R: Come dicevo prima, il Forte, oltre ad essere un centro sociale che rispettiamo tantissimo per la coerenza e le gestione, è stato sempre un posto dove abbiamo condiviso momenti importanti, tipo la presentazione del disco, i RAS, la presentazione del nostro sound autocostruito.
Cosa succederà in questa serata?
R: Sarà un evento molto vario a livello musicale. Prima novità, salirà sul palco la band originale con cui abbiamo registrato la cassetta e Musically. Poi ci sarà la Madhouse – la nostra attuale backing band – con cui ci alterneremo sul palco con vari ospiti: Danno del Colle, Lion D, Baracca, Sealow, Rasta Lady, Rasta Ciccio. Nei cambi palco e prima e dopo i live avremo in dj set Pekoz, il nostro dj, One Love Hi Powa, Toretta Stile, Welcome 2 the Jungle, Mr Later. Si comincia alle 19:00 con aperitivo e chi vuole è invitato a cena con noi, con un ottimo menù della cucina del Forte.
Dopo questa festa celebrativa cosa accadrà? Che strada percorrerete?
R: Intanto abbiamo una estate carica di date, anche all’estero. Poi il progetto rimarrà sempre vivo aspettando di festeggiare i 30!
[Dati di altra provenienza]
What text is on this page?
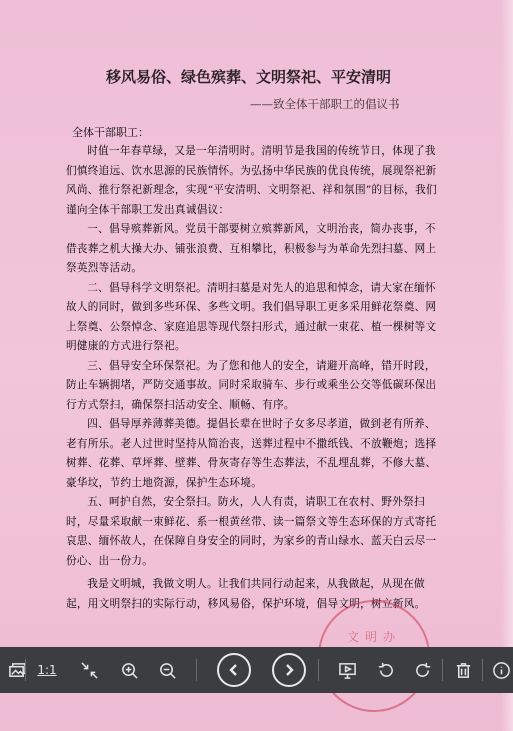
移风易俗、绿色殡葬、文明祭祀、平安清明
——致全体干部职工的倡议书
全体干部职工：

时值一年春草绿，又是一年清明时。清明节是我国的传统节日，体现了我们慎终追远、饮水思源的民族情怀。为弘扬中华民族的优良传统，展现祭祀新风尚、推行祭祀新理念，实现“平安清明、文明祭祀、祥和氛围”的目标，我们谨向全体干部职工发出真诚倡议：

一、倡导殡葬新风。党员干部要树立殡葬新风，文明治丧，简办丧事，不借丧葬之机大操大办、铺张浪费、互相攀比，积极参与为革命先烈扫墓、网上祭英烈等活动。

二、倡导科学文明祭祀。清明扫墓是对先人的追思和悼念，请大家在缅怀故人的同时，做到多些环保、多些文明。我们倡导职工更多采用鲜花祭奠、网上祭奠、公祭悼念、家庭追思等现代祭扫形式，通过献一束花、植一棵树等文明健康的方式进行祭祀。

三、倡导安全环保祭祀。为了您和他人的安全，请避开高峰，错开时段，防止车辆拥堵，严防交通事故。同时采取骑车、步行或乘坐公交等低碳环保出行方式祭扫，确保祭扫活动安全、顺畅、有序。

四、倡导厚养薄葬美德。提倡长辈在世时子女多尽孝道，做到老有所养、老有所乐。老人过世时坚持从简治丧，送葬过程中不撒纸钱、不放鞭炮；选择树葬、花葬、草坪葬、壁葬、骨灰寄存等生态葬法，不乱埋乱葬，不修大墓、豪华坟，节约土地资源，保护生态环境。

五、呵护自然，安全祭扫。防火，人人有责，请职工在农村、野外祭扫时，尽量采取献一束鲜花、系一根黄丝带、读一篇祭文等生态环保的方式寄托哀思、缅怀故人，在保障自身安全的同时，为家乡的青山绿水、蓝天白云尽一份心、出一份力。

我是文明城，我做文明人。让我们共同行动起来，从我做起，从现在做起，用文明祭扫的实际行动，移风易俗，保护环境，倡导文明，树立新风。

文明办
1:1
Chiudiamo con qualche domanda dalla risposta veloce. Artista reggae preferito in assoluto?
R: Dennis Brown/Bob Marley.
G: Peter Tosh.
Brano reggae preferito in assoluto?
R: Ogni momento della vita ha il suo brano preferito.
G: Impossibile dirlo.
Un brano che non deve mai mancare in una dancehall?
R: Il ricordo dei vecchi artisti: Dennis, Gregory, Bob Marley, Peter Tosh.
G: Hills and Valleys di Buju Banton.
Cinque cose che bisogna sapere della Jamaica per chi non c’è mai stato?
R: 1) Sono poveri ma felici, 2) la musica è ovunque, 3) l’erba, al contrario dell’Italia, è
legale, 4) tutti provano a venderti qualcosa o “beggarti” qualche cent, 5) stando là a volte pensi: ma perché in Europa siamo sempre di corsa?
Un artista che prima o poi vorreste far suonare a Roma?
R: Ne sono passati tantissimi. Quelli che vorrei davvero ormai non possono più.
Su un pull up è meglio la sirena o la fiamme di una bomboletta?
R: Se si è all’aperto anche la bomboletta! Comunque non è il mezzo ad essere importante, ma il fomento della gente, che spero sia sempre vivo per questa musica.